Изменить размер шрифта - +

— Воины короля? А где же они, эти воины? Куда они делись? — спросил Сускезус с невероятной живостью. — Куда же они бежали? Где теперь земля Тикондероги? Чья теперь вся земля по ту сторону озера?

— Воины короля потерпели поражение, да! Но за один месяц, за один день все может измениться, и король может вернуть себе все эти земли. Ведь он не продал Тикондерогу французам, как мохоки продали нам Мусридж; не заключал с ними договора; они были сильнее или счастливее и отняли; он будет счастливее и отнимет назад. Торг же — дело другое.

— Да, торг хорош и для краснокожих, хорош и для бледнолицего человека. Но как могли и мохоки, и король продать одну и ту же землю? Значит, они и король вместе владели землей?

Как было разъяснить индейцу, что частное владение вместе с тем является здесь и владением короля? Но ответить ему все же было необходимо, чтобы не дать укорениться в его мозгу мысли, что мы не имеем законных прав собственности на Мусридж.

— Допустим, Сускезус, что тебе понравилось ружье, принадлежащее двум индейцам; ты бы вздумал его купить и заплатил бы и тому, и другому, сколько каждый запросит. Неужели ты после этого не считал бы себя законным хозяином этого ружья?

Сускезус был поражен этим ответом. Он был ему совершенно понятен, и чтобы выразить, что теперь он удовлетворен, индеец протянул мне свою правую руку и дружески потряс мою. На этом мы и покончили наш разговор на эту тему.

— Онондаго полагает, что французские индейцы могут напасть на Равенснест, но, с другой стороны, он считает, что нам следует прежде вернуться в Мусридж.

— Зачем? — спросил Гурт.

— У землемеров такой же скальп, как и у скво! — сказал Сускезус.

— Ты прав, но я думал, что наши землемеры в лесу ничем не рискуют! Кто их разыщет, кто выдаст? — спросил Дирк.

— Убейте в лесу дичь и оставьте. Разве вороны не разыщут ее? — возразил онондаго.

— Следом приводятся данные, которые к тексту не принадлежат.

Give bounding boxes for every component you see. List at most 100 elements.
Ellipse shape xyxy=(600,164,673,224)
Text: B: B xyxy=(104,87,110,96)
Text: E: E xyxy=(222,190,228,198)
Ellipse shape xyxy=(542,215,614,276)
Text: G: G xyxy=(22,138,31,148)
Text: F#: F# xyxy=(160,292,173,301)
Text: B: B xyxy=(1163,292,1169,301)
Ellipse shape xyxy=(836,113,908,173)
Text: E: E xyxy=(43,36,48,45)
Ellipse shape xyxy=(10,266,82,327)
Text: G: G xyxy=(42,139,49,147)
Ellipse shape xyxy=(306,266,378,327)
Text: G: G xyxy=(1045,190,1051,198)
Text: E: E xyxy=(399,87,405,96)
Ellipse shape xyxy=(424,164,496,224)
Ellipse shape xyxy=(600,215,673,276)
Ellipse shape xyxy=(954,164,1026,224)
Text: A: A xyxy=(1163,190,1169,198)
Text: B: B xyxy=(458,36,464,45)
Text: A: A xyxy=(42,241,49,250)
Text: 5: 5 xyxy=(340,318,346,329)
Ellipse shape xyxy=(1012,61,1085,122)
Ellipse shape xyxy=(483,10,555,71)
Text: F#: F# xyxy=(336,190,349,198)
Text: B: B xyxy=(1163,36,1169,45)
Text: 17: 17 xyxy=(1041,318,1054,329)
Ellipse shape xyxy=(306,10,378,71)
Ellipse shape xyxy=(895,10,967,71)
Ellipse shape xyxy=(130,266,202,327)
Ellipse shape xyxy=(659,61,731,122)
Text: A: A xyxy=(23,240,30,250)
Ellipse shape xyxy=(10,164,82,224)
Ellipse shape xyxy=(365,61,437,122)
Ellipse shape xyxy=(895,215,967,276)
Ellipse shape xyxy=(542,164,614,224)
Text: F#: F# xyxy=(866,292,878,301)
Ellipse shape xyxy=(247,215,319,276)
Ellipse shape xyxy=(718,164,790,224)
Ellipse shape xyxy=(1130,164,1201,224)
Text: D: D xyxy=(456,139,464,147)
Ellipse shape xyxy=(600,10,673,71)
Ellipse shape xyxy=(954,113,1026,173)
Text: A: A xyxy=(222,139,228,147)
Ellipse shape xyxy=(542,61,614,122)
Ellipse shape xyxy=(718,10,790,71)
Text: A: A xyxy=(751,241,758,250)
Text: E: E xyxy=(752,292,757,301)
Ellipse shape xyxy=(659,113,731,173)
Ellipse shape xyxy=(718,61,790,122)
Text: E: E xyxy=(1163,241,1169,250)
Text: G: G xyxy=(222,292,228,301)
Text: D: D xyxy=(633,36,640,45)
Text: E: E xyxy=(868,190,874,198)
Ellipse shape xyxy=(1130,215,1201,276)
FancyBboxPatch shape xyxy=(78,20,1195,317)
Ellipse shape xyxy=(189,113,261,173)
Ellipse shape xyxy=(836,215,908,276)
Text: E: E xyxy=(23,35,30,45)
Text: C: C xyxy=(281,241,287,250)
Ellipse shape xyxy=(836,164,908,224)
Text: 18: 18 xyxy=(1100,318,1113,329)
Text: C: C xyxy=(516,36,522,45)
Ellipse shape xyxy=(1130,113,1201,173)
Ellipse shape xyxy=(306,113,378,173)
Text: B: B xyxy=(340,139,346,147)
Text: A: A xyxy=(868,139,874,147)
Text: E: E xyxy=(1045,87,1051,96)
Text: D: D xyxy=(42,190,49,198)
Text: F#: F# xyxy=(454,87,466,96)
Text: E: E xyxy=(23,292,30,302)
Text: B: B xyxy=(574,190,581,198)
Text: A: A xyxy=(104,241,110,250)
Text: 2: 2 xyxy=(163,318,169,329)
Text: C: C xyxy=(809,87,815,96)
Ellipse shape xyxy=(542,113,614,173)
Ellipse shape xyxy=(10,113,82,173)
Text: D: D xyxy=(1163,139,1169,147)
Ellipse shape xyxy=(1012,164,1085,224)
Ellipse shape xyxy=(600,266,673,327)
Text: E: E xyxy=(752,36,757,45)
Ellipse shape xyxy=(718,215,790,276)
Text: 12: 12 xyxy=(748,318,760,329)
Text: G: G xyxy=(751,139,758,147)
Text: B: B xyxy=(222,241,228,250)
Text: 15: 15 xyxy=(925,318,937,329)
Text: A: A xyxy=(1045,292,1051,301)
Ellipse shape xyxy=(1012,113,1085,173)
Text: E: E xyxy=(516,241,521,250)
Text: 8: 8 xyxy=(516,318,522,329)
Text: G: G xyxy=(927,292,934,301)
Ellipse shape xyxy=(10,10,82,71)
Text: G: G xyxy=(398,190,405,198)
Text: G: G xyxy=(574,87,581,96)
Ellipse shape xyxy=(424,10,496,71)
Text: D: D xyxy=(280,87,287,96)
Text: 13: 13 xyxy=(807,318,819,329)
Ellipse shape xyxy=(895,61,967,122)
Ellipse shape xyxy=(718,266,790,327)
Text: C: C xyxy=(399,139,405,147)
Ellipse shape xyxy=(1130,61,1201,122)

— Но ворон руководствуется своим инстинктом, своим чутьем хищника, он летает в воздухе и видит издалека.

— Индеец видит дальше! Он знает все в лесу! Нет того, чего бы не знал индеец.

— Во всяком случае, — сказал Гурт, — надо следовать его совету. Сколько раз приходится слышать о страшных несчастьях, происшедших оттого, что кто-то не хотел послушать совета индейца. Я убежден, что если бы Аберкромби спросил совета краснокожих, он был бы сегодня победителем.

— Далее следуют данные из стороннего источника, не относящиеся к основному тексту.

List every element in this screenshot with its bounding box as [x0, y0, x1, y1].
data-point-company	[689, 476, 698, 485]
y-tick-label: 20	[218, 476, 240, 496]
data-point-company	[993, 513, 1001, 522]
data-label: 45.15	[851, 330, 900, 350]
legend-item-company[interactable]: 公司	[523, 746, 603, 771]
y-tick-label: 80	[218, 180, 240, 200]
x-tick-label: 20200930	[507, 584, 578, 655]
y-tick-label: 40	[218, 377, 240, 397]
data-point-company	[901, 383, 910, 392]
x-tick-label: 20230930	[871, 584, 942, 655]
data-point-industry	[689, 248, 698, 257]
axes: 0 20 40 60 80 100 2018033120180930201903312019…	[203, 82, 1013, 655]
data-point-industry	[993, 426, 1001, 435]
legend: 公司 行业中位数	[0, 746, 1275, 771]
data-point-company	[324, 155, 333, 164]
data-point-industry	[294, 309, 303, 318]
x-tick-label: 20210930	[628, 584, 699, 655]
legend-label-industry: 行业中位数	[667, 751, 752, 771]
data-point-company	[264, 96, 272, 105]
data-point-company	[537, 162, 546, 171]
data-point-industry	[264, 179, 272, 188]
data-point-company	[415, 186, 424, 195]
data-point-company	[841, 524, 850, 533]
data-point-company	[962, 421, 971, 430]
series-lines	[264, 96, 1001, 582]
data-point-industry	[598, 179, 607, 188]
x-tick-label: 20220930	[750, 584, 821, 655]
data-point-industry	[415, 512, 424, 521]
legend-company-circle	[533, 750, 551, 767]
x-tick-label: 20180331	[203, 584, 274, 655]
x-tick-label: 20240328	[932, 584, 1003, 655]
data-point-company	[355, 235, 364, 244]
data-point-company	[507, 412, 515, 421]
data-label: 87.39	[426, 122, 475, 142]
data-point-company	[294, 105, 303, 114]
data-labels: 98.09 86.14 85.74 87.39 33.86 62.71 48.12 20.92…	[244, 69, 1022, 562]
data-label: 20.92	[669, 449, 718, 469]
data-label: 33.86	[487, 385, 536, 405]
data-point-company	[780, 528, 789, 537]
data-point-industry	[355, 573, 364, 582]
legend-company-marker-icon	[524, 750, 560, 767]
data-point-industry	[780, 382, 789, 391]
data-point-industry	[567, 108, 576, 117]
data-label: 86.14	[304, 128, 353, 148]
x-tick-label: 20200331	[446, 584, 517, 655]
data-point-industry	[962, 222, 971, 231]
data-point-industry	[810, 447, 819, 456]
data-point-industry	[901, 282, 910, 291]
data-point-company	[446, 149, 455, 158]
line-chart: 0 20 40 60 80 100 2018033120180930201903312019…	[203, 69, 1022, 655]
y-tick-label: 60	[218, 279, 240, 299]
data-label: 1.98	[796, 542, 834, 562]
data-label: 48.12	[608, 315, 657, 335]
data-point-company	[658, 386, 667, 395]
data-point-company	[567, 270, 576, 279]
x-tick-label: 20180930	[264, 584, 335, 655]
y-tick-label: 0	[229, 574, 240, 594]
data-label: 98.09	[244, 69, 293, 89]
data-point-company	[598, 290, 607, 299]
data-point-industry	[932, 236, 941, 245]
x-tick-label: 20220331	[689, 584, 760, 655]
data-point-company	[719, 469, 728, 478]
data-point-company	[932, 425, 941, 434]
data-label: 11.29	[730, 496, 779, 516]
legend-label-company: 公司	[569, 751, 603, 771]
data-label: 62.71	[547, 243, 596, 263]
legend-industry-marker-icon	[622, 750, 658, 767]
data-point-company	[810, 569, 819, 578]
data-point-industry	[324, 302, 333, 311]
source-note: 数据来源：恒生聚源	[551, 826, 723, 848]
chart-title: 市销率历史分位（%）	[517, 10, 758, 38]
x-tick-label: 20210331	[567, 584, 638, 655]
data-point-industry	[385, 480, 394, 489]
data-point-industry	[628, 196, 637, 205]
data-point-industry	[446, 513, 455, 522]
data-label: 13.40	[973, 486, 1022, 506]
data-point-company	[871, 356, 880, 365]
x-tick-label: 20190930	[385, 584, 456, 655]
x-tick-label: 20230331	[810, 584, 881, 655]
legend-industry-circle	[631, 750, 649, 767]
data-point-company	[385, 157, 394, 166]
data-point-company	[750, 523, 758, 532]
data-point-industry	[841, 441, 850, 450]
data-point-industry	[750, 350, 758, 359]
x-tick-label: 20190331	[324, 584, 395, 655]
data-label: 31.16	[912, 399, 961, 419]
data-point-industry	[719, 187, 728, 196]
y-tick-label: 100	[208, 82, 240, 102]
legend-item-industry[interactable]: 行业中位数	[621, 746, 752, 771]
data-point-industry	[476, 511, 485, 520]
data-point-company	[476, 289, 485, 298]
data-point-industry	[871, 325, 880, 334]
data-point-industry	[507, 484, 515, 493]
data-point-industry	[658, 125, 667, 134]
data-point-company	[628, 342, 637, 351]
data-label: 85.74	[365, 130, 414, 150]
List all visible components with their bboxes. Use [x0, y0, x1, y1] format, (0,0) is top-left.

При этих словах лицо Сускезуса приняло удивительно красноречивое выражение, и, подняв палец кверху, он произнес:

— Почему не открыть слух для слов краснокожего человека? Птицы поют хорошую песню, другие птицы поют худую песню, но каждая птица знает свою песню. Воины мохоки знают леса и знают, что надо идти в обход, когда идешь по военной тропе. Английский вождь, верно, думал, что у его воинов две жизни, потому что поставил их под карабины и пушки и заставил стоять, чтобы их убивали. Индейцы так глупо никогда не поступают.

Что можно было на это возразить? Не тратя слов, я заявил, что мы вес готовы идти в Мусридж, как он нам советовал, и Сускезус встал и пошел вперед, идя тем самым путем, каким он привел нас сюда.

Гурт шел впереди меня, и я не мог не залюбоваться его величественной, крупной фигурой, его ловкостью, его легкостью и подвижностью. При этом я вдруг заметил, что в бою ему оторвали или отрубили низ блузы, и пуля пробила его головной убор. Гурт не мог этого не заметить, но даже не упомянул об этом.

Мы сделали всего только один привал, чтобы пообедать, и во время обеда упомянули о том, что нерадостные вести принесем господину Траверсу.

— Едва ли кто успел уже опередить нас! — сказал Гурт.

— Никто не знает! Гуронам еще рано! — сказал Сускезус.